NCAA President Mark Emmert says member schools might reconsider allowing college athletes who compete in the Olympics to accept payments for performance.
The NCAA rules allow athletes to accept money for training from the U.S. Olympic Committee or similar organizations in other countries along with national sports governing bodies. Athletes can also keep bonuses given for winning medals. A gold medal was worth $25,000 for U.S. athletes in Rio. A silver paid $15,000 and a bronze $10,000.
For some countries, the payments are much greater. Swimmer Joseph Schooling, who attends the University of Texas and competes for Singapore, received more than $750,000 for winning gold in the 100 butterfly.
Emmert said Thursday during an interview with Aspen Institute that amount was far more than what NCAA membership had in mind.

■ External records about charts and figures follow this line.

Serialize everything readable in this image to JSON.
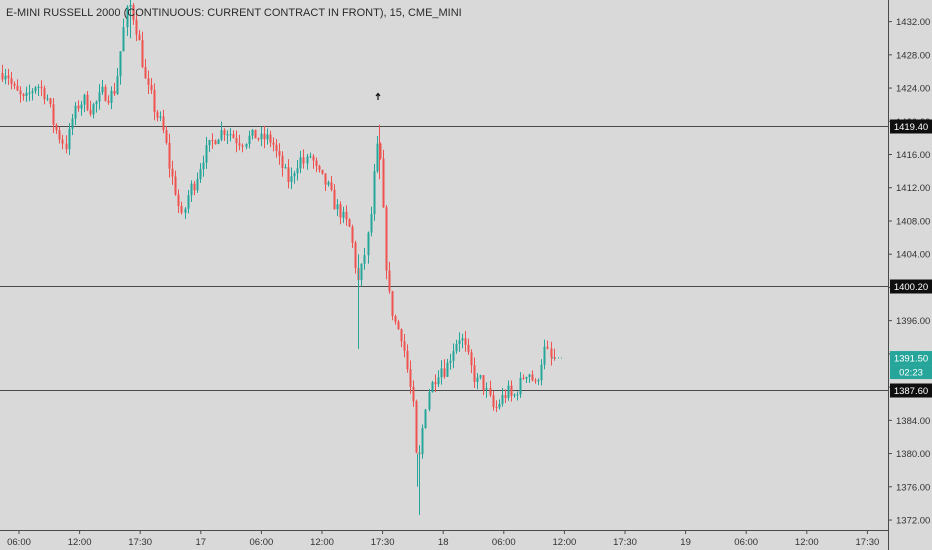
{
  "chart_title": "E-MINI RUSSELL 2000 (CONTINUOUS: CURRENT CONTRACT IN FRONT), 15, CME_MINI",
  "colors": {
    "background": "#d9d9d9",
    "up_candle": "#26a69a",
    "down_candle": "#ef5350",
    "level_line": "#4a4a4a",
    "axis_text": "#333333",
    "last_price_badge": "#26a69a"
  },
  "chart_data": {
    "type": "candlestick",
    "title": "E-MINI RUSSELL 2000 (CONTINUOUS: CURRENT CONTRACT IN FRONT), 15, CME_MINI",
    "ylim": [
      1370.8,
      1434.6
    ],
    "x_tick_labels": [
      "06:00",
      "12:00",
      "17:30",
      "17",
      "06:00",
      "12:00",
      "17:30",
      "18",
      "06:00",
      "12:00",
      "17:30",
      "19",
      "06:00",
      "12:00",
      "17:30"
    ],
    "y_tick_labels": [
      "1432.00",
      "1428.00",
      "1424.00",
      "1420.00",
      "1416.00",
      "1412.00",
      "1408.00",
      "1404.00",
      "1400.00",
      "1396.00",
      "1392.00",
      "1388.00",
      "1384.00",
      "1380.00",
      "1376.00",
      "1372.00"
    ],
    "y_tick_values": [
      1432,
      1428,
      1424,
      1420,
      1416,
      1412,
      1408,
      1404,
      1400,
      1396,
      1392,
      1388,
      1384,
      1380,
      1376,
      1372
    ],
    "horizontal_levels": [
      {
        "value": 1419.4,
        "label": "1419.40"
      },
      {
        "value": 1400.2,
        "label": "1400.20"
      },
      {
        "value": 1387.6,
        "label": "1387.60"
      }
    ],
    "last_price": {
      "value": 1391.5,
      "label": "1391.50",
      "countdown": "02:23"
    },
    "price_path": [
      [
        0,
        1425.8
      ],
      [
        6,
        1426.0
      ],
      [
        12,
        1424.0
      ],
      [
        18,
        1423.2
      ],
      [
        24,
        1422.4
      ],
      [
        30,
        1423.5
      ],
      [
        36,
        1424.5
      ],
      [
        42,
        1423.8
      ],
      [
        48,
        1422.6
      ],
      [
        54,
        1419.5
      ],
      [
        60,
        1418.0
      ],
      [
        66,
        1417.0
      ],
      [
        72,
        1420.5
      ],
      [
        78,
        1422.0
      ],
      [
        84,
        1422.6
      ],
      [
        90,
        1421.5
      ],
      [
        96,
        1422.2
      ],
      [
        102,
        1423.5
      ],
      [
        108,
        1423.0
      ],
      [
        114,
        1423.5
      ],
      [
        118,
        1426.0
      ],
      [
        122,
        1430.0
      ],
      [
        126,
        1433.0
      ],
      [
        130,
        1434.0
      ],
      [
        134,
        1432.0
      ],
      [
        138,
        1430.0
      ],
      [
        142,
        1427.0
      ],
      [
        146,
        1424.0
      ],
      [
        150,
        1423.5
      ],
      [
        155,
        1421.0
      ],
      [
        160,
        1420.0
      ],
      [
        165,
        1418.0
      ],
      [
        170,
        1414.0
      ],
      [
        174,
        1412.5
      ],
      [
        178,
        1410.0
      ],
      [
        182,
        1408.0
      ],
      [
        186,
        1410.5
      ],
      [
        190,
        1412.0
      ],
      [
        194,
        1412.5
      ],
      [
        198,
        1414.0
      ],
      [
        202,
        1415.5
      ],
      [
        206,
        1416.5
      ],
      [
        210,
        1417.2
      ],
      [
        215,
        1418.0
      ],
      [
        220,
        1418.7
      ],
      [
        225,
        1419.0
      ],
      [
        230,
        1418.6
      ],
      [
        236,
        1417.8
      ],
      [
        242,
        1417.5
      ],
      [
        248,
        1418.0
      ],
      [
        254,
        1418.3
      ],
      [
        260,
        1417.8
      ],
      [
        266,
        1418.0
      ],
      [
        272,
        1417.5
      ],
      [
        278,
        1415.5
      ],
      [
        284,
        1414.0
      ],
      [
        290,
        1412.5
      ],
      [
        295,
        1414.5
      ],
      [
        300,
        1415.5
      ],
      [
        305,
        1414.8
      ],
      [
        310,
        1416.0
      ],
      [
        316,
        1414.0
      ],
      [
        322,
        1413.0
      ],
      [
        328,
        1412.0
      ],
      [
        334,
        1410.0
      ],
      [
        340,
        1409.0
      ],
      [
        345,
        1408.0
      ],
      [
        350,
        1407.0
      ],
      [
        355,
        1403.0
      ],
      [
        358,
        1400.5
      ],
      [
        362,
        1402.5
      ],
      [
        366,
        1405.0
      ],
      [
        370,
        1408.0
      ],
      [
        374,
        1414.0
      ],
      [
        378,
        1418.0
      ],
      [
        381,
        1413.0
      ],
      [
        384,
        1406.0
      ],
      [
        387,
        1400.5
      ],
      [
        390,
        1398.0
      ],
      [
        394,
        1396.0
      ],
      [
        398,
        1395.0
      ],
      [
        402,
        1394.0
      ],
      [
        406,
        1391.0
      ],
      [
        410,
        1388.0
      ],
      [
        414,
        1385.0
      ],
      [
        417,
        1378.0
      ],
      [
        420,
        1380.0
      ],
      [
        424,
        1385.0
      ],
      [
        428,
        1387.5
      ],
      [
        432,
        1388.5
      ],
      [
        436,
        1389.5
      ],
      [
        440,
        1390.5
      ],
      [
        444,
        1390.0
      ],
      [
        448,
        1391.0
      ],
      [
        452,
        1392.5
      ],
      [
        456,
        1393.5
      ],
      [
        460,
        1394.2
      ],
      [
        464,
        1393.0
      ],
      [
        468,
        1391.5
      ],
      [
        472,
        1390.0
      ],
      [
        476,
        1388.5
      ],
      [
        480,
        1389.0
      ],
      [
        484,
        1388.0
      ],
      [
        488,
        1387.0
      ],
      [
        492,
        1385.5
      ],
      [
        496,
        1385.5
      ],
      [
        500,
        1386.5
      ],
      [
        504,
        1387.0
      ],
      [
        508,
        1387.5
      ],
      [
        512,
        1386.5
      ],
      [
        516,
        1387.5
      ],
      [
        520,
        1388.5
      ],
      [
        524,
        1389.5
      ],
      [
        528,
        1390.0
      ],
      [
        532,
        1389.0
      ],
      [
        536,
        1388.0
      ],
      [
        540,
        1390.5
      ],
      [
        544,
        1392.5
      ],
      [
        548,
        1392.0
      ],
      [
        552,
        1391.0
      ],
      [
        556,
        1391.5
      ]
    ]
  }
}
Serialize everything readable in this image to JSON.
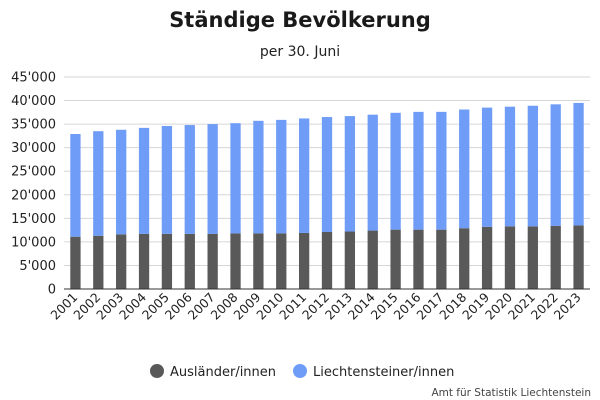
{
  "chart_data": {
    "type": "bar",
    "stacked": true,
    "title": "Ständige Bevölkerung",
    "subtitle": "per 30. Juni",
    "xlabel": "",
    "ylabel": "",
    "ylim": [
      0,
      45000
    ],
    "yticks": [
      0,
      5000,
      10000,
      15000,
      20000,
      25000,
      30000,
      35000,
      40000,
      45000
    ],
    "ytick_labels": [
      "0",
      "5'000",
      "10'000",
      "15'000",
      "20'000",
      "25'000",
      "30'000",
      "35'000",
      "40'000",
      "45'000"
    ],
    "grid": true,
    "legend_position": "bottom",
    "categories": [
      "2001",
      "2002",
      "2003",
      "2004",
      "2005",
      "2006",
      "2007",
      "2008",
      "2009",
      "2010",
      "2011",
      "2012",
      "2013",
      "2014",
      "2015",
      "2016",
      "2017",
      "2018",
      "2019",
      "2020",
      "2021",
      "2022",
      "2023"
    ],
    "series": [
      {
        "name": "Ausländer/innen",
        "color": "#595959",
        "values": [
          11100,
          11300,
          11600,
          11700,
          11700,
          11700,
          11700,
          11800,
          11800,
          11800,
          11900,
          12100,
          12200,
          12400,
          12600,
          12600,
          12600,
          12900,
          13200,
          13300,
          13300,
          13400,
          13500
        ]
      },
      {
        "name": "Liechtensteiner/innen",
        "color": "#6f9cf7",
        "values": [
          21800,
          22200,
          22200,
          22500,
          22900,
          23100,
          23300,
          23400,
          23900,
          24100,
          24300,
          24400,
          24500,
          24600,
          24800,
          25000,
          25000,
          25200,
          25300,
          25400,
          25600,
          25800,
          26000
        ]
      }
    ]
  },
  "source_note": "Amt für Statistik Liechtenstein"
}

“To be perfectly honest, it’s caused everybody to say, ‘Oh, well that’s not really what we were thinking about,'” Emmert said. “So I don’t know where the members will go on that. That’s a little different than 15 grand for the silver medal for swimming for the US of A. So I think it’s going to stimulate a very interesting conversation.”
The NCAA has been OK with the USOC’s bonus program since 2001. In 2015, it allowed for athletes to accept similar bonuses from other countries.
“The question is whether that person is still an amateur,” Emmert said about the large bonuses. “Because if they competed in South Africa and (got) paid $750,000 to play ball in South Africa, they would be declared a professional athlete and be not eligible for NCAA play. That’s the fundamental problem.”